By the time Osvaldo Alonso suited up for his seventh season with Sounders FC last spring, every soccer fan in Seattle worth their scarf new the backstory of one of the club’s iconic heroes.
No one knew, however, the story was about to get even better.
The quick version, for those who perhaps somehow haven’t heard, goes something like this. Alonso fled Cuba in 2007 while playing in the United States at the CONCACAF Gold Cup and has never looked back, carving out a remarkable professional career in Seattle while his family watched from afar. Whatever he accomplished with his newfound freedom – most notably four Sounders MVP awards and the reputation as one of the best holding midfielders in MLS – he did it without much communication with his family, who couldn’t even watch his games back in Cuba on the internet, let alone dream of seeing him play in person.
That changed in September, when Alonso tweeted out that his father – Osvaldo Sr., a former soccer player back in Cuba and a hero to his son – had received his U.S. Visa, and that the two would reunite after eight years. Read that again: Eight years.
The elder Alonso ultimately became a fixture at the Sounders’ training sessions in the fall and watched intently from the sideline nearly every day, rain or shine. He helped his son suit up for workouts and mingled in the locker room, fraternizing with the team’s other Hispanic players and the rest of the club that had welcomed his son with open arms years ago.
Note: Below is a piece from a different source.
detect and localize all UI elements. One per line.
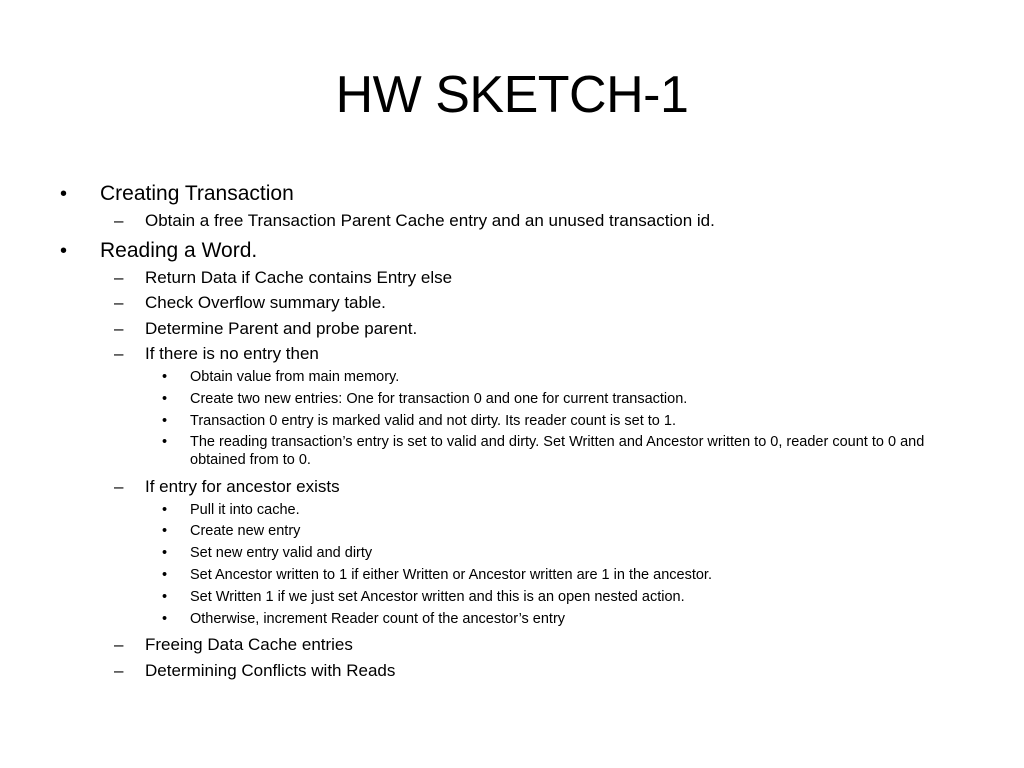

Alonso’s father attended his first Sounders game against the LA Galaxy on Oct. 4 at CenturyLink Field, providing some of the lasting images of the year, on or off the field.
And, in one last, fantastic twist of fate before the close of the year, Alonso spread the word on Dec. 14 that he was was headed back to Cuba during the offseason, his first trip home since he left in 2007.
This story just keeps getting better.